Kit crawls home from a gig with bone-crusher symptoms, mild but scary. A bone-crusher is what you get when a piece of cotton from the spoon slips inside your vein. It induces cold-turkey chills, fever, cramping, and retching, but feels even more intense, as if your bones are crumbling and you’re going to die, soon. Only another shot can put you out of your misery. If you’re steady enough to hold the needle and have something left to shoot.

  “It’s not a bone-crusher,” Kit says. “It could be arthritis.” Her mother has arthritis. She knows what it’s like. “It’s in my shoulder,” she says. “I need to get some sleep.”

  Her left arm hangs limply at her side, it hurts to move it. The fingers on her right hand are numb, she has a splitting headache and a fever. She downs half a dozen aspirin but has trouble getting out of her clothes. I give her a line to help her nod off. She looks sort of all right but not really quite. Her eyes are dull glass. I want her to see a doctor. She turns to the wall and says, “Mmf.”

  I don’t like this, not at all, but I don’t know what to do. Suddenly the apartment feels empty. No, not the apartment. Our life. From now on I’m going to have business hours—must I be on call around the clock?

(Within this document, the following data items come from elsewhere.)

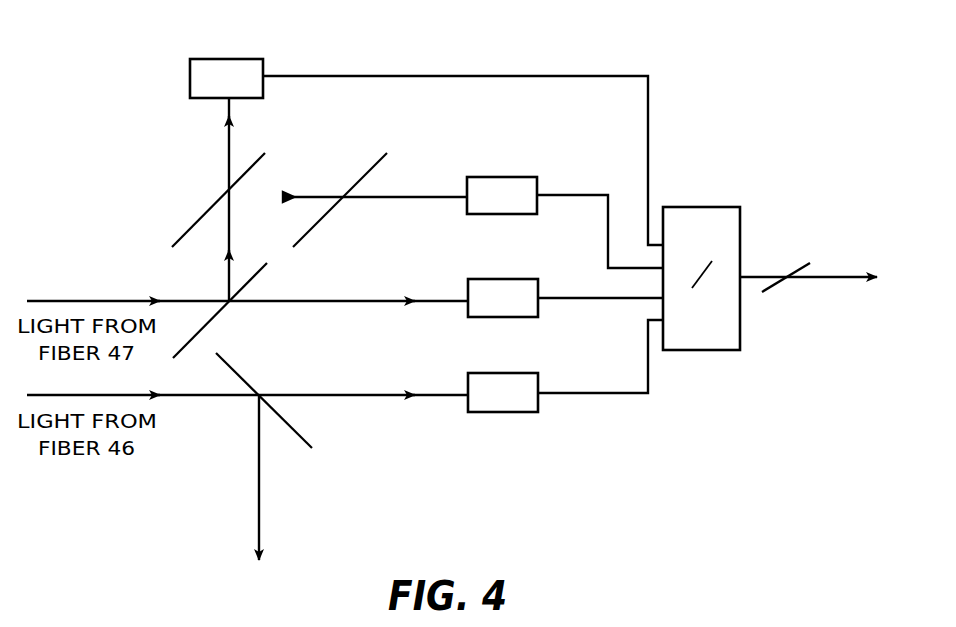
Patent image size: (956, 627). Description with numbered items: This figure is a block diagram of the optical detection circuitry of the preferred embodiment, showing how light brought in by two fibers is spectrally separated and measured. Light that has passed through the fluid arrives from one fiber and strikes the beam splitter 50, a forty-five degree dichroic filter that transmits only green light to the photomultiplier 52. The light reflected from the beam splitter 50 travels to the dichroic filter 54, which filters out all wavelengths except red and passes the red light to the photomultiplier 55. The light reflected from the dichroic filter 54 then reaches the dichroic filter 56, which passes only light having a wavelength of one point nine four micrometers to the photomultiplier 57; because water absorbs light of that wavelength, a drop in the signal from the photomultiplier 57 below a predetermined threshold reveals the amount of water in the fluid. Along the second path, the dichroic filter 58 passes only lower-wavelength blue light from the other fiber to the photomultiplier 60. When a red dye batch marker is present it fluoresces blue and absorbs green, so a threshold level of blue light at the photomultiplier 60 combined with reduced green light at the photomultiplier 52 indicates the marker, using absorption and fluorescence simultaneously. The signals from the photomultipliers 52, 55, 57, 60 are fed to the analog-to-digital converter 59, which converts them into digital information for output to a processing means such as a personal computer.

The beam splitter 50 is at (256, 275).
The photomultiplier 52 is at (521, 278).
The dichroic filter 54 is at (258, 163).
The photomultiplier 55 is at (237, 58).
The dichroic filter 56 is at (377, 165).
The photomultiplier 57 is at (521, 176).
The dichroic filter 58 is at (238, 368).
The analog-to-digital converter 59 is at (686, 206).
The photomultiplier 60 is at (521, 372).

  Tomorrow, everything will be different. Its promise fills me with hope. I wish I could wake Kit. This will come as good news. I’m sure she’ll feel better when she hears it. Maybe I’ll go for a walk. But Kit’s lying so still, I can’t leave her. And I can’t stand being with myself.

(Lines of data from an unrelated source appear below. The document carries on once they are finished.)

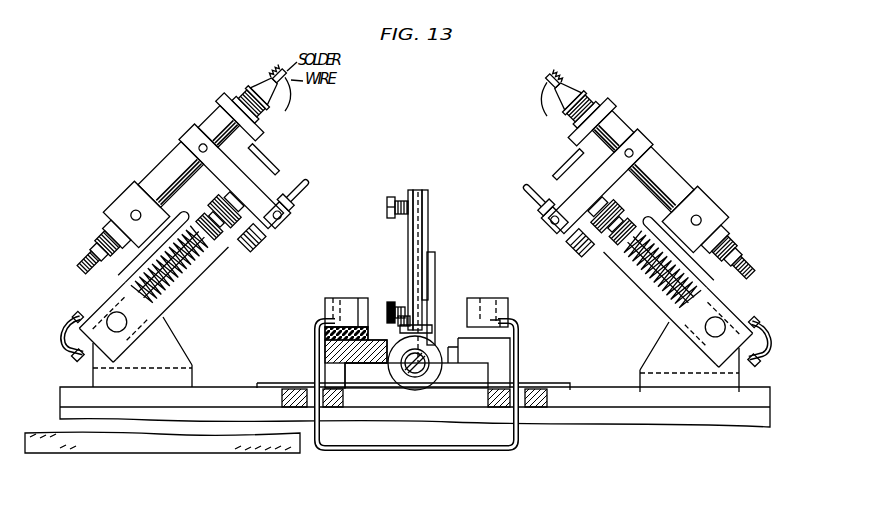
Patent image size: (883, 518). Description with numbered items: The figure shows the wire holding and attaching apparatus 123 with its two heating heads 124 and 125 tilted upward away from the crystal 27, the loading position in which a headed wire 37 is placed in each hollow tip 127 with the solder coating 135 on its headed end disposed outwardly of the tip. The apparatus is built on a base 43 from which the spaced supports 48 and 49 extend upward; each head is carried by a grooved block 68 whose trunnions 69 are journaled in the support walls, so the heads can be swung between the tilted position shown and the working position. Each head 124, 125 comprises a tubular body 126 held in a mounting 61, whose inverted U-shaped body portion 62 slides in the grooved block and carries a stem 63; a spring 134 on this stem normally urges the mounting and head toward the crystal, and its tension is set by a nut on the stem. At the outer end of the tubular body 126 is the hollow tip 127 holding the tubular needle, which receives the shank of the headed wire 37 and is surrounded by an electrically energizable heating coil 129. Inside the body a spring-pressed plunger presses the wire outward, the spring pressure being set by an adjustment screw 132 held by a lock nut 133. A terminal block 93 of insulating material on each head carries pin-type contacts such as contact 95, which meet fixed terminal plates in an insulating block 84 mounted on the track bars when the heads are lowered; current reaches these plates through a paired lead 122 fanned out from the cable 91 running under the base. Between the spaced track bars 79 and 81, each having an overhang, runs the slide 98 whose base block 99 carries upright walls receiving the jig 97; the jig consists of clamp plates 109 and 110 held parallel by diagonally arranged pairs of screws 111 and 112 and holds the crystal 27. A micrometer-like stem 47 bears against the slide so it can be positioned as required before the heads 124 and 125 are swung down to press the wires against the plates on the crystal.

The crystal 27 is at (420, 236).
The headed wire 37 is at (275, 70).
The base 43 is at (62, 402).
The micrometer-like stem 47 is at (393, 369).
The support 48 is at (93, 378).
The support 49 is at (740, 383).
The mounting 61 is at (190, 260).
The inverted U-shaped body portion 62 is at (186, 215).
The stem 63 is at (68, 357).
The grooved block 68 is at (158, 312).
The trunnions 69 is at (110, 320).
The track bar 79 is at (330, 368).
The track bar 81 is at (500, 375).
The insulating block 84 is at (360, 310).
The cable 91 is at (110, 447).
The terminal block 93 is at (218, 106).
The pin-type contact 95 is at (268, 152).
The jig 97 is at (418, 190).
The slide 98 is at (420, 328).
The base block 99 is at (460, 358).
The clamp plate 109 is at (410, 191).
The clamp plate 110 is at (428, 196).
The screw 111 is at (386, 207).
The screw 112 is at (390, 300).
The paired lead 122 is at (380, 448).
The wire holding and attaching apparatus 123 is at (437, 276).
The heating head 124 is at (158, 170).
The heating head 125 is at (666, 162).
The tubular body 126 is at (152, 181).
The hollow tip 127 is at (258, 86).
The heating coil 129 is at (285, 100).
The adjustment screw 132 is at (76, 267).
The lock nut 133 is at (92, 243).
The spring 134 is at (178, 272).
The solder coating 135 is at (281, 71).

  I decide to shoot myself up, I ought to know how by now. In spite of everything, or because, I want to try it. I pick up the spoon, add dope, add water. I’m careful with the flame. I tie off, hit a vein in my wrist, except I miss it. My skin balloons out the size of a Ping-Pong ball. An abscess—ugh. Good thing I deal. Good thing I have more. Good thing I have plenty.